I am writing this to the incessant and arrhythmic sound of hammering coming in the (closed) windows from the house next door. My morning peace has been disrupted by the installation of a new (and very needed) roof.
OH! Just this second, another noise has been added. Something unrecognizable but nerve devouring! YAY.
It is on this morning that I have had scheduled for months the task of ordering bus tickets and a hotel room and generally organizing the travel that is coming up very quickly.
Anxiety inducing activity +
anxiety inducing noise =
One. Very. Stressed. Chick.
anxiety inducing noise =
One. Very. Stressed. Chick.
If you've not noticed yet, I am not good at this travel thing. I don't do it. But in order to spread my wings and fly, as I have determined to do this year, I must leave my comfort zones and push my edges.
After an hour or so of fighting with various websites and trying to understand the hours involved in bus travel, I have my printed out confirmations.
You would think I could now breathe easier, but all of this has just brought up the extreme feelings I have toward this thing called "Change."
Ugh.
I am filled with utter and complete joy at having rediscovered my love of dance. I am thrilled with the commitment and other good things that have come of this rediscovery.

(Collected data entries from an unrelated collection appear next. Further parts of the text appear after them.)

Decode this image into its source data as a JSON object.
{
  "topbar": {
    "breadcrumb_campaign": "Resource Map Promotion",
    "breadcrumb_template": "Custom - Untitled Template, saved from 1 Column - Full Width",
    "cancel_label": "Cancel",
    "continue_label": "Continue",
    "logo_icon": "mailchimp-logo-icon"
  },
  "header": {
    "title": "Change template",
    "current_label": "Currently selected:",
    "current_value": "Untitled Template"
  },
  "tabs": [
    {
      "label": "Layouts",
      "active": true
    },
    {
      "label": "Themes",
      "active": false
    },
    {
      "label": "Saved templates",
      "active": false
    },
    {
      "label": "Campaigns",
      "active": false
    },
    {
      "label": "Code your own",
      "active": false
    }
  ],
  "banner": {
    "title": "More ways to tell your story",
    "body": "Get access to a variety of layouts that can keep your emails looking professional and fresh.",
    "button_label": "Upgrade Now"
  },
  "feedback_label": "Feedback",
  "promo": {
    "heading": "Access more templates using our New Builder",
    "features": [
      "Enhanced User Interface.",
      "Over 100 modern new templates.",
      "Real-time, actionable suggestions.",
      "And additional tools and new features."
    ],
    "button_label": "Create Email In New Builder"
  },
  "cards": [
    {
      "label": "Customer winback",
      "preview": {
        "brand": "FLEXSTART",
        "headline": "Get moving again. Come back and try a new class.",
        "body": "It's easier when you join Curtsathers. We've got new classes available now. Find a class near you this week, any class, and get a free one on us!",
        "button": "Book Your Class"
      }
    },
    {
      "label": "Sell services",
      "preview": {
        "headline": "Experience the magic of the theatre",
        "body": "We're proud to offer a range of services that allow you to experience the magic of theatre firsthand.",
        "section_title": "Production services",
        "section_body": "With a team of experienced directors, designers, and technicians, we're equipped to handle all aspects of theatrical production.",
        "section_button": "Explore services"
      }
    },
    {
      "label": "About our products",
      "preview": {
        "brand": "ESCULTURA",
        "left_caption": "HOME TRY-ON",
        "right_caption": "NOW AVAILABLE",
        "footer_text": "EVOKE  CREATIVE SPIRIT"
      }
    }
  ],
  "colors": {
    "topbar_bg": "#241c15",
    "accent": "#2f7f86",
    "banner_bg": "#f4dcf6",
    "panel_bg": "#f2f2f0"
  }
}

I am happier and more content than I have ever been.
But any change is difficult. It's the nature of change. I have been readying myself for the reality of this to not just settle in but hit me with its full force. And today it has.
I hear the nagging voice in the back of my head every single day:
Go back to your life in your secluded garret, writing poems and touching the world only virtually. It's safe there...the world is scary...
Every single day, I ignore that voice and go about my (new) business.
But today that voice was just screaming:
See! I told you! It's so very hard! How hard do you think the travel will actually be! You have huge layovers in New York City! That's a big scary place! What could happen to you...
SQUASH.
With the flat hand of my willpower, I squash her, yet her voice remains, muffled, but still present.
What voices do you have to learn to ignore in order to realize your precious and fragile dreams?